Trading update8 Aug 2014 08:48
Financial Highlights for the Continuing Operations*
As indicated in the Trading Update on 11 July 2014, the rebalancing of Supermarket Retail product mix, the absence of milestone payments, and higher service costs resulting from rapid concentrate roll-out affected period results.
· Group revenue decreased 30.5% to $8.6m (H1 2013: $12.3m)
§ Supermarket Retail revenue decreased 27.3% to $7.7m (H1 2013: $10.6m) due to a planned shift in product mix from capital to consumables as compared with prior period
§ Wound Care and Dermatology revenue constant at $0.9m, excluding milestones (H1 2013: $1.7m, which benefited from milestone payments of $0.8m)
· Gross margin: 28.2% (H1 2013: 33.1%) primarily due to a lack of all-margin milestone payments as well as higher service costs
· Operating expenses maintained at $6.1m (H1 2013: $6.1m)

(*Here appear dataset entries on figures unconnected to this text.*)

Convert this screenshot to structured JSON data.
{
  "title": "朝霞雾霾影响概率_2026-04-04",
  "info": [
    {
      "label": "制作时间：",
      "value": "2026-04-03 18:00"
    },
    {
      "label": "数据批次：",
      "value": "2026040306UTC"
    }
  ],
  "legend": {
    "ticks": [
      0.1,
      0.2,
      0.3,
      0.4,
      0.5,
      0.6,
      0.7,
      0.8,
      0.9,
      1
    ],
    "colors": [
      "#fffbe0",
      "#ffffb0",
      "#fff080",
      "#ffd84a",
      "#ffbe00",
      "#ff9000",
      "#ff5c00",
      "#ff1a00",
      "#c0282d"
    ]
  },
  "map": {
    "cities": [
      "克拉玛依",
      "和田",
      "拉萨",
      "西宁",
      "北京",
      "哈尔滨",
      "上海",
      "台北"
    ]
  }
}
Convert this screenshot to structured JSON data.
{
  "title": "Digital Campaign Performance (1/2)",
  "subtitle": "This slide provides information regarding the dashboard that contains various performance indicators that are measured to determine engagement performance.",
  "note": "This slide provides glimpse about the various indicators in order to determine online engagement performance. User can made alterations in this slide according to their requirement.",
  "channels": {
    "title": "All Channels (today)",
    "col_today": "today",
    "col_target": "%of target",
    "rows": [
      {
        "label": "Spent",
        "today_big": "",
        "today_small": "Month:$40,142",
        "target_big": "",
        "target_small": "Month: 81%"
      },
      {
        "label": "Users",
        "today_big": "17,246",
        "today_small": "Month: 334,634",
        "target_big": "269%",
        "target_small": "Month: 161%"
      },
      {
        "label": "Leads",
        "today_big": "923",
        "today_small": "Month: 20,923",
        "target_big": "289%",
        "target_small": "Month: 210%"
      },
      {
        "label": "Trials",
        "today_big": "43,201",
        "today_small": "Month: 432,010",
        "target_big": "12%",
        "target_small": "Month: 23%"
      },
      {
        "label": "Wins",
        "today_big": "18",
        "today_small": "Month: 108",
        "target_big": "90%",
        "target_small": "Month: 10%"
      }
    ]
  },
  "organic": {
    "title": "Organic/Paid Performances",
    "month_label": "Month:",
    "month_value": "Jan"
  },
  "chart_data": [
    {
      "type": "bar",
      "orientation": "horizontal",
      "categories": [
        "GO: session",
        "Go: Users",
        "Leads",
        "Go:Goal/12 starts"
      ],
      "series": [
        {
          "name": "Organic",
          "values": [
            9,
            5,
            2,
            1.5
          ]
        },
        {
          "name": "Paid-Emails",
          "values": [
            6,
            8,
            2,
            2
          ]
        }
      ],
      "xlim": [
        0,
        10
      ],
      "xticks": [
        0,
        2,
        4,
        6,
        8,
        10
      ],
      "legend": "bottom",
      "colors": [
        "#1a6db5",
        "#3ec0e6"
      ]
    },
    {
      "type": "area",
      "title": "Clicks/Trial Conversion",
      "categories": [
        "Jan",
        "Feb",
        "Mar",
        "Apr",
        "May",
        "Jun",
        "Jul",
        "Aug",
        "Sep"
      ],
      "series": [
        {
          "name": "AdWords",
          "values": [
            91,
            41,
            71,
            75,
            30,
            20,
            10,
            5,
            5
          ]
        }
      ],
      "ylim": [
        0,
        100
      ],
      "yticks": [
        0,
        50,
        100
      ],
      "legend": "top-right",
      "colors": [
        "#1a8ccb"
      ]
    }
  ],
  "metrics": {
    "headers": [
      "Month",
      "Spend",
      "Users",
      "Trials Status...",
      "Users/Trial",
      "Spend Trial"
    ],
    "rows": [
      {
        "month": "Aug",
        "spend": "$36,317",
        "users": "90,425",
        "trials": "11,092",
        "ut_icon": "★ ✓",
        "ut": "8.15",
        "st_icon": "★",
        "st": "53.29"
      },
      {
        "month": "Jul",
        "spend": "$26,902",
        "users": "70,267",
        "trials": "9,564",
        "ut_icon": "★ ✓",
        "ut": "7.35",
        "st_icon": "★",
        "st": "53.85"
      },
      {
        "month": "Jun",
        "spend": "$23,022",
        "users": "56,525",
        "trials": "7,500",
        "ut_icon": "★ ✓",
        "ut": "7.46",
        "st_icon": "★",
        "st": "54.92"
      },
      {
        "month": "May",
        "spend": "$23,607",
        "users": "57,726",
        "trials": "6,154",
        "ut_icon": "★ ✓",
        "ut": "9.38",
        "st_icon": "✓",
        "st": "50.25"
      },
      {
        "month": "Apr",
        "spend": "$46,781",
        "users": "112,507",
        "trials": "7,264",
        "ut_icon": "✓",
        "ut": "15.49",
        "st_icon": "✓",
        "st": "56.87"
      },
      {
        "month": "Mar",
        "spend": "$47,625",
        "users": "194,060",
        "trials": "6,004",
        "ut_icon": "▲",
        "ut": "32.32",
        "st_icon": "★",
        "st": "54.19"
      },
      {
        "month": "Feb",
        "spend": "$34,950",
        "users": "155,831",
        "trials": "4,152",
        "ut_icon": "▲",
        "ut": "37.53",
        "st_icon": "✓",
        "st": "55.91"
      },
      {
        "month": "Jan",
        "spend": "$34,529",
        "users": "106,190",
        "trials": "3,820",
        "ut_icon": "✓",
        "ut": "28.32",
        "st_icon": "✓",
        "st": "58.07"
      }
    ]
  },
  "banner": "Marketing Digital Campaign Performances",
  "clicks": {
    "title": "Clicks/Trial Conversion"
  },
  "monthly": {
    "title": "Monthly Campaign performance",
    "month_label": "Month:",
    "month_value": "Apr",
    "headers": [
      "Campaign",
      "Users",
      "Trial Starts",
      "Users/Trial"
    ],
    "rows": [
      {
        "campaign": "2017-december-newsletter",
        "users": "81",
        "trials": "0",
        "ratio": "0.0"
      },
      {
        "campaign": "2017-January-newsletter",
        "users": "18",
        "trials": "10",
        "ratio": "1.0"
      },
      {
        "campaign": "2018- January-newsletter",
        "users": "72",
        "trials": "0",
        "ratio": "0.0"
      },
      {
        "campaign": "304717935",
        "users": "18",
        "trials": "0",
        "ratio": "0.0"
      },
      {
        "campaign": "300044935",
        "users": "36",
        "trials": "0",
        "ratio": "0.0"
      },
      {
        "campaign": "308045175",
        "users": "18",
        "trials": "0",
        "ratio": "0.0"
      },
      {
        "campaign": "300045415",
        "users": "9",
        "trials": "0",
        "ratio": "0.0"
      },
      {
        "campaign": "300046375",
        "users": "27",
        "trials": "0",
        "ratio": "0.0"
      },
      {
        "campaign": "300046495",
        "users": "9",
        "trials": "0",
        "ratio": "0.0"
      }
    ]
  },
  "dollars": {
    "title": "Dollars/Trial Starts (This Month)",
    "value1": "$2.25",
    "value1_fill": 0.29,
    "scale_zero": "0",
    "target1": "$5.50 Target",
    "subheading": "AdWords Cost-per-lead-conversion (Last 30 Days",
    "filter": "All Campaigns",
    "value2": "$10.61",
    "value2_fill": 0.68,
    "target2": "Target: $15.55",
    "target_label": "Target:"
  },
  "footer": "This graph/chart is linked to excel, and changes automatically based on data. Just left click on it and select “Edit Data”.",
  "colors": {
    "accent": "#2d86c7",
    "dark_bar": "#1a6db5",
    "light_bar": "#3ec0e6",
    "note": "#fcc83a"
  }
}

· EBITDA** loss: $2.2m (H1 2013: loss of $1.1m) due to the decline in revenue
· Gross cash proceeds from sale of Endoscopy business: $28.0m received in July 2014; net proceeds: approximately $25.7m after purchase price adjustments and deal expenses
· Cash and cash equivalents
§ As at 30 June 2014: $1.2m (31 December 2013: $3.4m, including $1.9m Endoscopy cash)
§ As at 1 July 2014 following receipt of sale proceeds, pay-down of line of credit, and payment of certain deal related expenses: $26.8m
· Loans and borrowings as at 30 June 2014: $2.2m, of which $2.0m was repaid in July (31 December 2013: nil)
Operational Highlights
Food and Agriculture
· Produce market share increased to 26% of the target Supermarket Retail sector (the conversion of existing customers from equipment to concentrate created new recurring revenue but had no impact on market share as these Sterilox customers were previously counted)
· Floral market share increased to 13% of the target Supermarket Retail sector
Health Sciences
· Sold the Endoscopy business, PuriCore International Limited (PIL), to Cantel Medical for $28.0m in cash (gross)
· Initiated shipments under a Wound Care marketing and distribution agreement with Ueno Corporation for Vashe® in 15 Middle East and North African countries
· Launched NovaZo™ Wound Hydrogel Dressing, a complementary Animal Health product
· Developed two new products expected to launch in Q3 2014 in the Middle East and North Africa: Vashe Wound Hydrogel, a complementary Wound Care product, and PURICIDE™ hospital-grade hard-surface disinfectant
Strategic Review
· Initiated a strategic and operational review of the business to optimise the use of PIL sale proceeds to build shareholder value, the results of which will be communicated to the market in Q4 2014
* Continuing Operations comprises Supermarket Retail and Wound Care and Dermatology.
** Earnings before interest, tax, depreciation, amortisation, and non-cash equity-related charges.